I am experiencing segmentation fault when running my multi-threaded embedded application. GDB gave me a hint that the stack could be corrupt which lead me to believe the stack is too small for the problematic thread. Increasing the stack size seem to remove the issue but I would like to confirm it a bit further. What are my options here? Is it possible to find out the current stack size at the event of segfault?
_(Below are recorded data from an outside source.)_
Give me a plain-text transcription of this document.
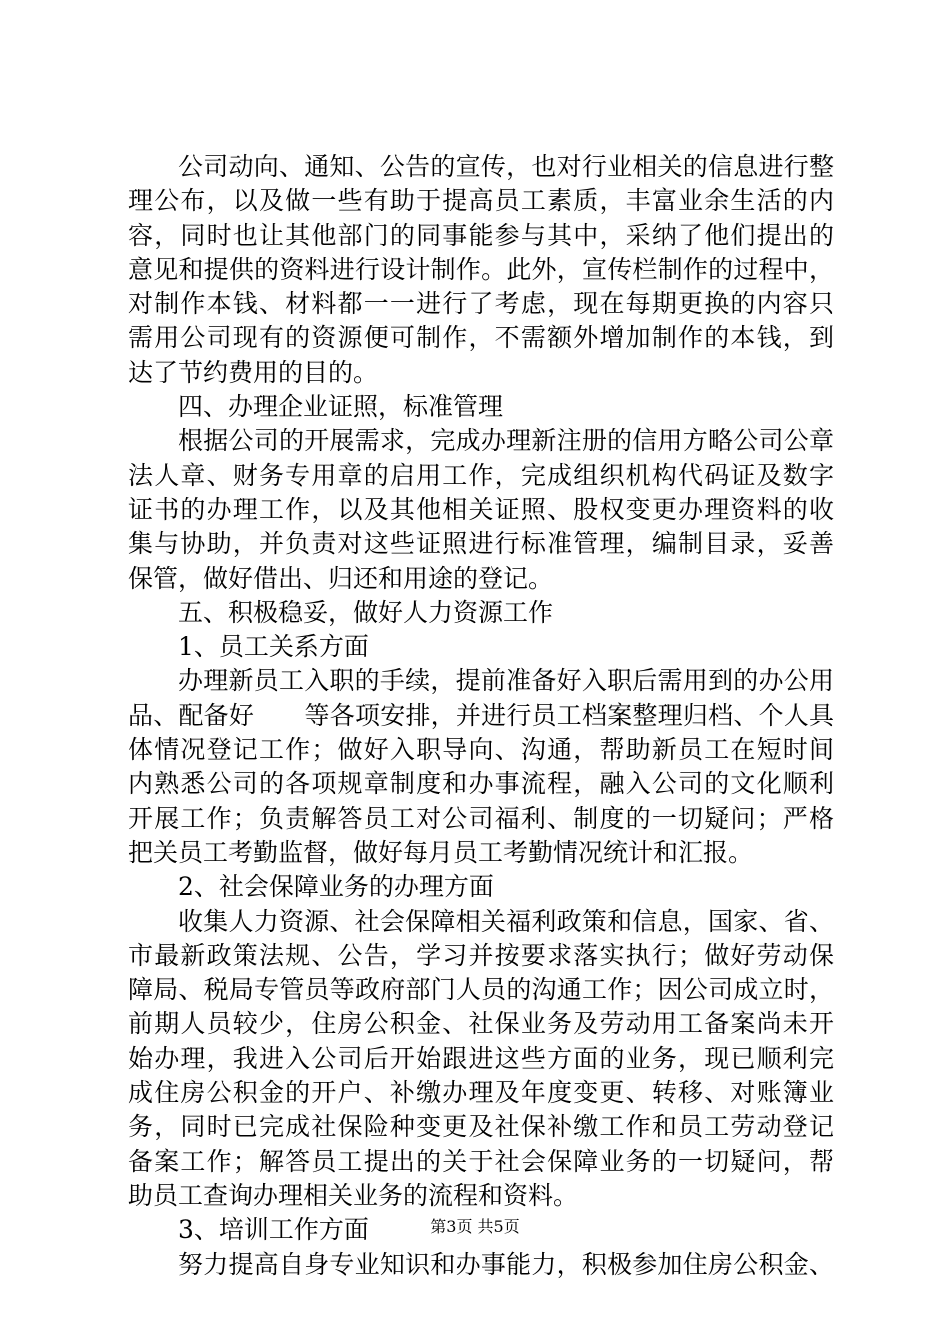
公司动向、通知、公告的宣传，也对行业相关的信息进行整
理公布，以及做一些有助于提高员工素质，丰富业余生活的内
容，同时也让其他部门的同事能参与其中，采纳了他们提出的
意见和提供的资料进行设计制作。此外，宣传栏制作的过程中，
对制作本钱、材料都一一进行了考虑，现在每期更换的内容只
需用公司现有的资源便可制作，不需额外增加制作的本钱，到
达了节约费用的目的。
四、办理企业证照，标准管理
根据公司的开展需求，完成办理新注册的信用方略公司公章
法人章、财务专用章的启用工作，完成组织机构代码证及数字
证书的办理工作，以及其他相关证照、股权变更办理资料的收
集与协助，并负责对这些证照进行标准管理，编制目录，妥善
保管，做好借出、归还和用途的登记。
五、积极稳妥，做好人力资源工作
1、员工关系方面
办理新员工入职的手续，提前准备好入职后需用到的办公用
品、配备好　　等各项安排，并进行员工档案整理归档、个人具
体情况登记工作；做好入职导向、沟通，帮助新员工在短时间
内熟悉公司的各项规章制度和办事流程，融入公司的文化顺利
开展工作；负责解答员工对公司福利、制度的一切疑问；严格
把关员工考勤监督，做好每月员工考勤情况统计和汇报。
2、社会保障业务的办理方面
收集人力资源、社会保障相关福利政策和信息，国家、省、
市最新政策法规、公告，学习并按要求落实执行；做好劳动保
障局、税局专管员等政府部门人员的沟通工作；因公司成立时，
前期人员较少，住房公积金、社保业务及劳动用工备案尚未开
始办理，我进入公司后开始跟进这些方面的业务，现已顺利完
成住房公积金的开户、补缴办理及年度变更、转移、对账簿业
务，同时已完成社保险种变更及社保补缴工作和员工劳动登记
备案工作；解答员工提出的关于社会保障业务的一切疑问，帮
助员工查询办理相关业务的流程和资料。
3、培训工作方面
努力提高自身专业知识和办事能力，积极参加住房公积金、
第3页 共5页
In gcc compile with -fstack-usage
. That will cause the a .su file to be output for each object file which contains plain text stack report for each function. LIke:
main.c:36:6:bar 48 static
main.c:41:5:foo 88 static
main.c:47:5:main 8 static
However that reports only the stack frame for the function, the stack usage is the sum of the stack frames for each function called from that function. Working that out for all possible call paths to determine the worst case stack depth for any non-trivial application is not practical - you need a look that can inspect the call-graph and use the .su data to work that out for you. Here is an example of a perl script to combine the output of objdump
and the .su files to generate a full stack report like:
Func Cost Frame Height
------------------------------------------------------------------------
> main 176 12 4
foo 164 92 3
bar 72 52 2
> INTERRUPT 28 0 2
__vector_I2C1 28 28 1
foobar 20 20 1
R recursiveFunct 20 20 1
__vector_UART0 12 12 1
Peak execution estimate (main + worst-case IV):
main = 176, worst IV = 28, total = 204
The stack usage for your thread will be the stack usage of its entry-point/thread function, plus perhaps some margin for whatever thread overhead the OS may require.
Note that calls through function-pointers and recursion will defeat this method, so you may need to assess that separately by considering the stack usage of the functions called and the depth of recursion likely.
The answer to How to determine maximum stack usage in embedded system with gcc? may also be useful.
To help detect stack issues at runtime there are various instrumentation options related to stack checking and protection at https://gcc.gnu.org/onlinedocs/gcc-10.2.0/gcc/Instrumentation-Options.html#Instrumentation-Options
Knowing the"current stack size" at the point you get a seg fault is not particularly helpful. It won't tell you tell you how much stack is needed, it will just tell you how far out of bound it happened to be at the point the MMU trapped the fault, which is likely to be as soon as it accesses outside of the allocated stack space, within the resolution of the page size. It just tells you your stack is not big enough - which you kind of knew already.
A "dynamic" technique for stack analysis is to "oversize" the stack, fill it with single byte value, then after running the code through a test sequence designed to exercise all likely call paths you inspect the stack region to see where the "high-tide mark" is relative to the start of the region, then "right-size" your stack accordingly. That is a common technique but depends on exercising all likely paths. Typically error and exception handling paths are omitted, so you can end up getting a stack overflow, just when your code is trying to handle some other error - its risky.